半世紀以上生きてきた、現在55歳のただのおばさん、それが私。

91歳の母と二人暮らしをしている私は、娘であり、3人の子の母であり、そしてばーばでもある。

1歳から5歳までの孫が4人もいて、かわいい孫たちの顔を見ることが何よりの癒し。

色々あったけど、今、私は幸せだ。

そんな私は家庭の経済的理由から大学進学はあきらめ、高卒で社会人となり、この歳になるまでおよそ10回ほどの転職を重ねてきた。

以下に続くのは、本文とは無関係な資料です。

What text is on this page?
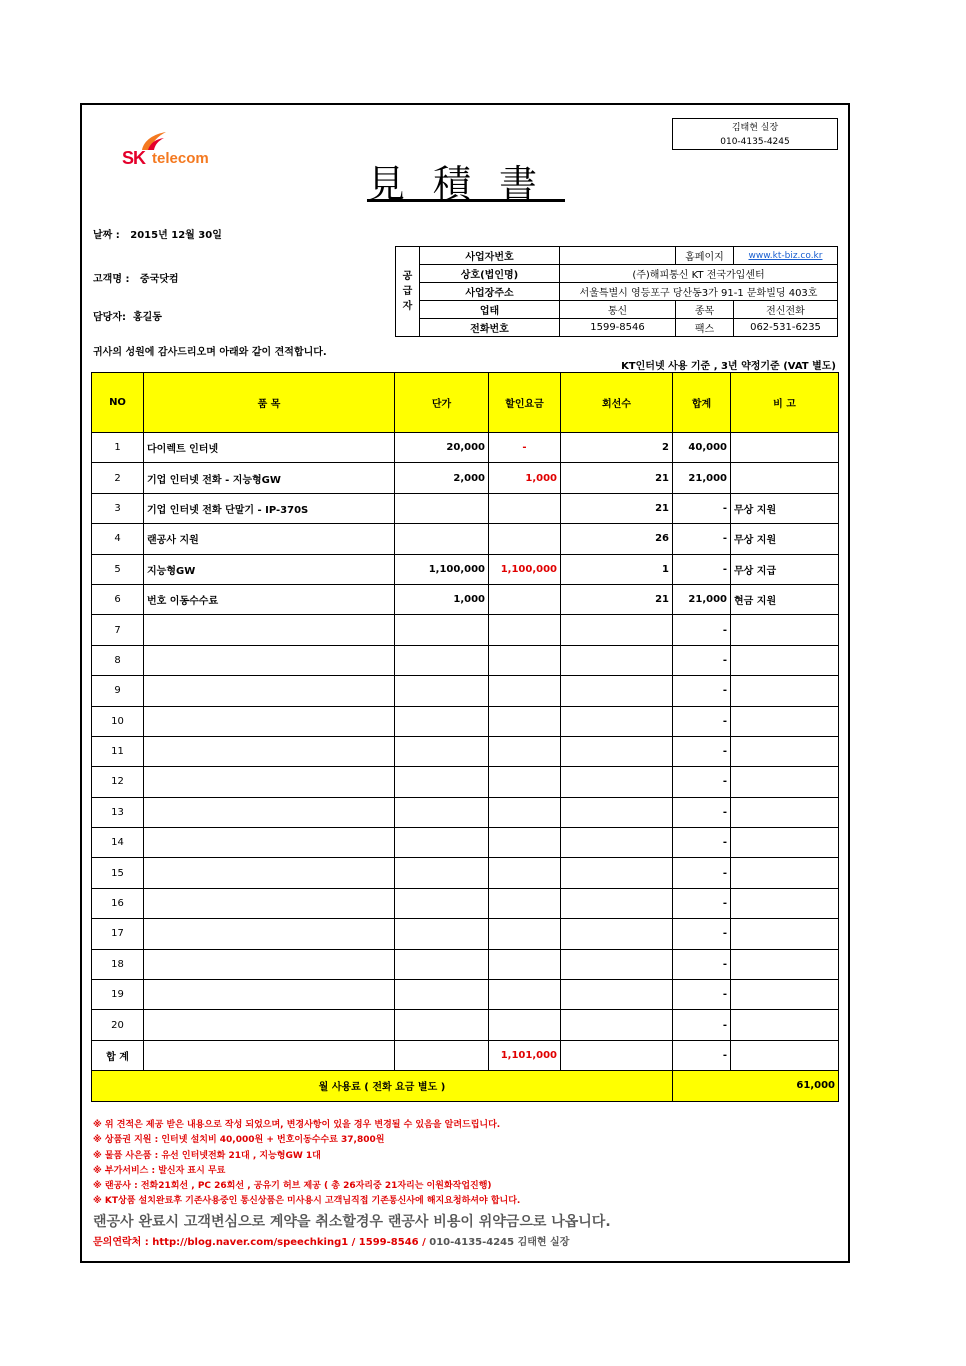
김태현 실장
010-4135-4245
SK telecom
見積書
날짜 : 2015년 12월 30일
고객명 : 중국닷컴
담당자: 홍길동
귀사의 성원에 감사드리오며 아래와 같이 견적합니다.
공
급
자	사업자번호		홈페이지	www.kt-biz.co.kr
	상호(법인명)	(주)해피통신 KT 전국가입센터		
	사업장주소	서울특별시 영등포구 당산동3가 91-1 문화빌딩 403호		
	업태	통신	종목	전신전화
	전화번호	1599-8546	팩스	062-531-6235
KT인터넷 사용 기준 , 3년 약정기준 (VAT 별도)
NO	품 목	단가	할인요금	회선수	합계	비 고
1	다이렉트 인터넷	20,000	-	2	40,000	
2	기업 인터넷 전화 - 지능형GW	2,000	1,000	21	21,000	
3	기업 인터넷 전화 단말기 - IP-370S			21	-	무상 지원
4	랜공사 지원			26	-	무상 지원
5	지능형GW	1,100,000	1,100,000	1	-	무상 지급
6	번호 이동수수료	1,000		21	21,000	현금 지원
7					-	
8					-	
9					-	
10					-	
11					-	
12					-	
13					-	
14					-	
15					-	
16					-	
17					-	
18					-	
19					-	
20					-	
합 계			1,101,000		-	
월 사용료 ( 전화 요금 별도 )					61,000	
※ 위 견적은 제공 받은 내용으로 작성 되었으며, 변경사항이 있을 경우 변경될 수 있음을 알려드립니다.
※ 상품권 지원 : 인터넷 설치비 40,000원 + 번호이동수수료 37,800원
※ 물품 사은품 : 유선 인터넷전화 21대 , 지능형GW 1대
※ 부가서비스 : 발신자 표시 무료
※ 랜공사 : 전화21회선 , PC 26회선 , 공유기 허브 제공 ( 총 26자리중 21자리는 이원화작업진행)
※ KT상품 설치완료후 기존사용중인 통신상품은 미사용시 고객님직접 기존통신사에 해지요청하셔야 합니다.
랜공사 완료시 고객변심으로 계약을 취소할경우 랜공사 비용이 위약금으로 나옵니다.
문의연락처 : http://blog.naver.com/speechking1 / 1599-8546 / 010-4135-4245 김태현 실장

23歳で結婚し子供が産まれ、子の成長とともに働き方を変えるための転職ももちろんあったが、結構ハードな職場環境にいたのも事実。

そこから逃げるように退職したことのほうが多い人生だった。

今はただのおばさんだけど、それなりに色々な思いをして今まで生きてきた。

そんな話をしたいと思う。

とにかくおかしな会社ばかり

グレーやブラックな会社が多かったように思う。

中には真っ黒けなところもあったけど。

残業代がでない会社。

休みが取れない会社。

求人内容と実際の内容が違う会社。

退職者のあとの補充をしてくれない会社。

規定の休憩時間が確保できない会社。

残業するのが当たり前な会社。

社長本人からのパワハラが日常茶飯事な会社。

退職願いを提出して辞めたら損害賠償で訴えられかけた会社。

部下をかばうと上から圧力がかかる会社。

換気が悪く喘息に罹患してしまうが、なんの補償もしてくれなかった会社。

特定社員のパワハラが横行している会社。

そのパワハラを黙認する上司ばかりの会社。

ひとつの会社で重複しているものもあるけど、ザッと思い出してもコレだけ出てくる。

同僚と労基へ出向いたこともある。

それでも何ひとつ変わらなかった。

職場との出会いは『運』だと良く言われていたが、本当に私は「運がない」と心底思ったものだ。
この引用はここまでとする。